The risk was great, as Clark explains. “Germany and Italy had all of Greece. Enemy craft and planes patrolled the coasts. If they got caught doing anything but fishing, they would be imprisoned and beaten, possibly shot. Worse, their caiques, their livelihood would be seized and sunk, their families reduced to poverty.”

Greek patriotism and philotimo (personal honor, pride, human dignity) trumped fear. “Freedom or death,” became the resistance’s rallying cry. The plan was set in motion and hundreds of Cretans (and dozens of British guerillas) were rescued. The caiques’ first stop was the small, secluded harbor of Ayios Yiorgos (on Antiparos), where the captains could refuel and the men, many of whom were wounded or ill, could rest up in safety.

“And there was the detail of the taftotitas, their identification papers. If an Axis sea patrol caught the men without proper papers, they would clap them into prison along with the ship’s captain.

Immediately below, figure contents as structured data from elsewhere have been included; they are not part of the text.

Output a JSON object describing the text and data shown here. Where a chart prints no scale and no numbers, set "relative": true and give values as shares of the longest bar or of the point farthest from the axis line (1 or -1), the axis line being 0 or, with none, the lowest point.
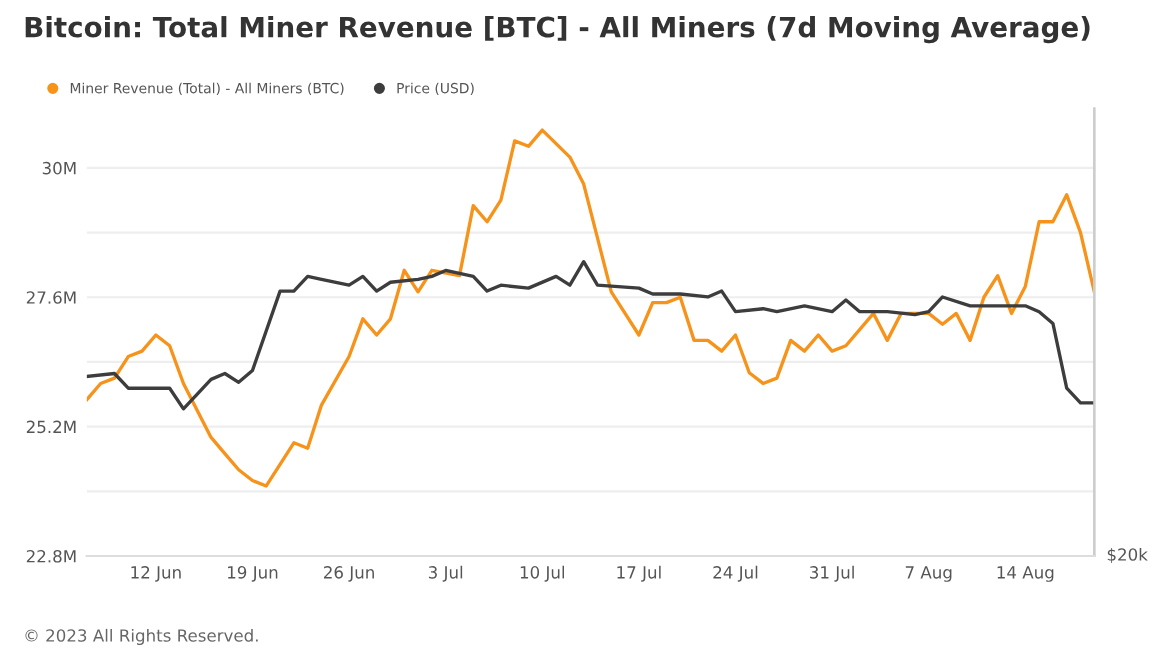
{
  "chart_data": [
    {
      "type": "line",
      "title": "Bitcoin: Total Miner Revenue [BTC] - All Miners (7d Moving Average)",
      "annotations": [
        "© 2023 All Rights Reserved."
      ],
      "legend": "top left",
      "grid": "y",
      "xlim": [
        "2023-06-07",
        "2023-08-19"
      ],
      "xticks": [
        {
          "value": "2023-06-12",
          "label": "12 Jun"
        },
        {
          "value": "2023-06-19",
          "label": "19 Jun"
        },
        {
          "value": "2023-06-26",
          "label": "26 Jun"
        },
        {
          "value": "2023-07-03",
          "label": "3 Jul"
        },
        {
          "value": "2023-07-10",
          "label": "10 Jul"
        },
        {
          "value": "2023-07-17",
          "label": "17 Jul"
        },
        {
          "value": "2023-07-24",
          "label": "24 Jul"
        },
        {
          "value": "2023-07-31",
          "label": "31 Jul"
        },
        {
          "value": "2023-08-07",
          "label": "7 Aug"
        },
        {
          "value": "2023-08-14",
          "label": "14 Aug"
        }
      ],
      "ylim": [
        22800000,
        31100000
      ],
      "yticks": [
        {
          "value": 22800000,
          "label": "22.8M"
        },
        {
          "value": 24000000,
          "label": null
        },
        {
          "value": 25200000,
          "label": "25.2M"
        },
        {
          "value": 26400000,
          "label": null
        },
        {
          "value": 27600000,
          "label": "27.6M"
        },
        {
          "value": 28800000,
          "label": null
        },
        {
          "value": 30000000,
          "label": "30M"
        }
      ],
      "series": [
        {
          "name": "Miner Revenue (Total) - All Miners (BTC)",
          "color": "#f7931a",
          "x": [
            "2023-06-07",
            "2023-06-08",
            "2023-06-09",
            "2023-06-10",
            "2023-06-11",
            "2023-06-12",
            "2023-06-13",
            "2023-06-14",
            "2023-06-15",
            "2023-06-16",
            "2023-06-17",
            "2023-06-18",
            "2023-06-19",
            "2023-06-20",
            "2023-06-21",
            "2023-06-22",
            "2023-06-23",
            "2023-06-24",
            "2023-06-26",
            "2023-06-27",
            "2023-06-28",
            "2023-06-29",
            "2023-06-30",
            "2023-07-01",
            "2023-07-02",
            "2023-07-04",
            "2023-07-05",
            "2023-07-06",
            "2023-07-07",
            "2023-07-08",
            "2023-07-09",
            "2023-07-10",
            "2023-07-12",
            "2023-07-13",
            "2023-07-15",
            "2023-07-16",
            "2023-07-17",
            "2023-07-18",
            "2023-07-19",
            "2023-07-20",
            "2023-07-21",
            "2023-07-22",
            "2023-07-23",
            "2023-07-24",
            "2023-07-25",
            "2023-07-26",
            "2023-07-27",
            "2023-07-28",
            "2023-07-29",
            "2023-07-30",
            "2023-07-31",
            "2023-08-01",
            "2023-08-03",
            "2023-08-04",
            "2023-08-05",
            "2023-08-06",
            "2023-08-07",
            "2023-08-08",
            "2023-08-09",
            "2023-08-10",
            "2023-08-11",
            "2023-08-12",
            "2023-08-13",
            "2023-08-14",
            "2023-08-15",
            "2023-08-16",
            "2023-08-17",
            "2023-08-18",
            "2023-08-19"
          ],
          "values": [
            25700000,
            26000000,
            26100000,
            26500000,
            26600000,
            26900000,
            26700000,
            26000000,
            25500000,
            25000000,
            24700000,
            24400000,
            24200000,
            24100000,
            24500000,
            24900000,
            24800000,
            25600000,
            26500000,
            27200000,
            26900000,
            27200000,
            28100000,
            27700000,
            28100000,
            28000000,
            29300000,
            29000000,
            29400000,
            30500000,
            30400000,
            30700000,
            30200000,
            29700000,
            27700000,
            27300000,
            26900000,
            27500000,
            27500000,
            27600000,
            26800000,
            26800000,
            26600000,
            26900000,
            26200000,
            26000000,
            26100000,
            26800000,
            26600000,
            26900000,
            26600000,
            26700000,
            27300000,
            26800000,
            27300000,
            27300000,
            27300000,
            27100000,
            27300000,
            26800000,
            27600000,
            28000000,
            27300000,
            27800000,
            29000000,
            29000000,
            29500000,
            28800000,
            27700000
          ]
        }
      ]
    },
    {
      "type": "line",
      "relative": true,
      "annotations": [
        "$20k"
      ],
      "legend": "top left",
      "xlim": [
        "2023-06-07",
        "2023-08-19"
      ],
      "series": [
        {
          "name": "Price (USD)",
          "color": "#3d3d3d",
          "x": [
            "2023-06-07",
            "2023-06-09",
            "2023-06-10",
            "2023-06-13",
            "2023-06-14",
            "2023-06-16",
            "2023-06-17",
            "2023-06-18",
            "2023-06-19",
            "2023-06-21",
            "2023-06-22",
            "2023-06-23",
            "2023-06-24",
            "2023-06-26",
            "2023-06-27",
            "2023-06-28",
            "2023-06-29",
            "2023-07-01",
            "2023-07-02",
            "2023-07-03",
            "2023-07-05",
            "2023-07-06",
            "2023-07-07",
            "2023-07-09",
            "2023-07-11",
            "2023-07-12",
            "2023-07-13",
            "2023-07-14",
            "2023-07-17",
            "2023-07-18",
            "2023-07-20",
            "2023-07-22",
            "2023-07-23",
            "2023-07-24",
            "2023-07-26",
            "2023-07-27",
            "2023-07-29",
            "2023-07-31",
            "2023-08-01",
            "2023-08-02",
            "2023-08-04",
            "2023-08-06",
            "2023-08-07",
            "2023-08-08",
            "2023-08-10",
            "2023-08-13",
            "2023-08-14",
            "2023-08-15",
            "2023-08-16",
            "2023-08-17",
            "2023-08-18",
            "2023-08-19"
          ],
          "values": [
            0.61,
            0.62,
            0.57,
            0.57,
            0.5,
            0.6,
            0.62,
            0.59,
            0.63,
            0.9,
            0.9,
            0.95,
            0.94,
            0.92,
            0.95,
            0.9,
            0.93,
            0.94,
            0.95,
            0.97,
            0.95,
            0.9,
            0.92,
            0.91,
            0.95,
            0.92,
            1,
            0.92,
            0.91,
            0.89,
            0.89,
            0.88,
            0.9,
            0.83,
            0.84,
            0.83,
            0.85,
            0.83,
            0.87,
            0.83,
            0.83,
            0.82,
            0.83,
            0.88,
            0.85,
            0.85,
            0.85,
            0.83,
            0.79,
            0.57,
            0.52,
            0.52
          ]
        }
      ]
    }
  ]
}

Could the resistance provide so many taftotitas?”

That was just the start of an operation which ultimately saved nearly three thousand Cretans and British, a record in the chronicles of WW II escapes. It was an operation that kept expanding and improving; within a year Ayios Yiorgos became the Cycladic rendezvous for British submarines. They would slip into the harbor, pick up key personnel and deliver them to Alexandria, headquarters for the Royal Navy and the Greek government in exile.

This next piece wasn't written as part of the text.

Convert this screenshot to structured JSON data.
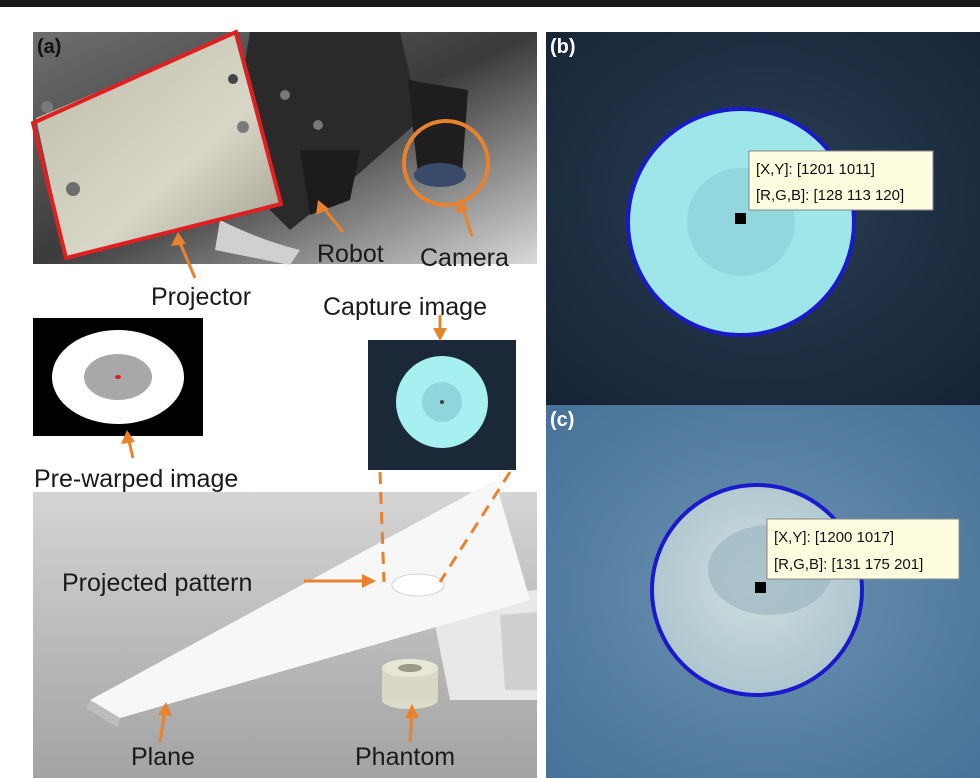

Everyone knew about the submarine base except for the occupying Italians, Clark writes. “The base was an open secret throughout the summer of 1941, yet not one man, woman or child of the 5,600 people on the two islands gave it away. At least five hundred islanders–-merchants, mule drivers, butchers, bakers, monks, nuns, errand boys, caique captains, sailors, farmers, artisans and all of their wives and children–-came to be involved in the base operation to a greater or lesser extent, either directly or through relatives or friends who knew all about it. Despite the terror of being caught and imprisoned or worse, and despite their own sufferings and deprivations under the occupation, the worst of which was hunger, everyone, really everyone, was passionately enthusiastic and proud as princes of ‘their’ secret base. They believed in the importance of its role in the Allied victory that they prayed for day and night. Every Parian and every Antipariot did all they could to make it work.”

At the heart of the operation (which ultimately was undermined by a foolish and incompetent British naval officer) was the Zorba-like Hari Grammatikaki, “A Cretan sea wolf and strategic genius, a wild man and breaker of hearts, a Greek’s Greek and a patriot to the bone. Few of his generation are alive today, and few of the next know the story of his life. Those who do, know it only in part. Yet it is no exaggeration to hear in his tale echoes of Odysseus and Jason, Achilles and Ajax. For it is a Greek story, and the Cretan sea wolf was heroic in a Greek way. At the same time, as with the ancient Greek epics, his story–-and the islanders’-–speaks to us all, for this Cretan and these islanders chose to follow ‘that part of themselves which is great,’ the part that lives within us all and will rise when summoned, if we only dare.”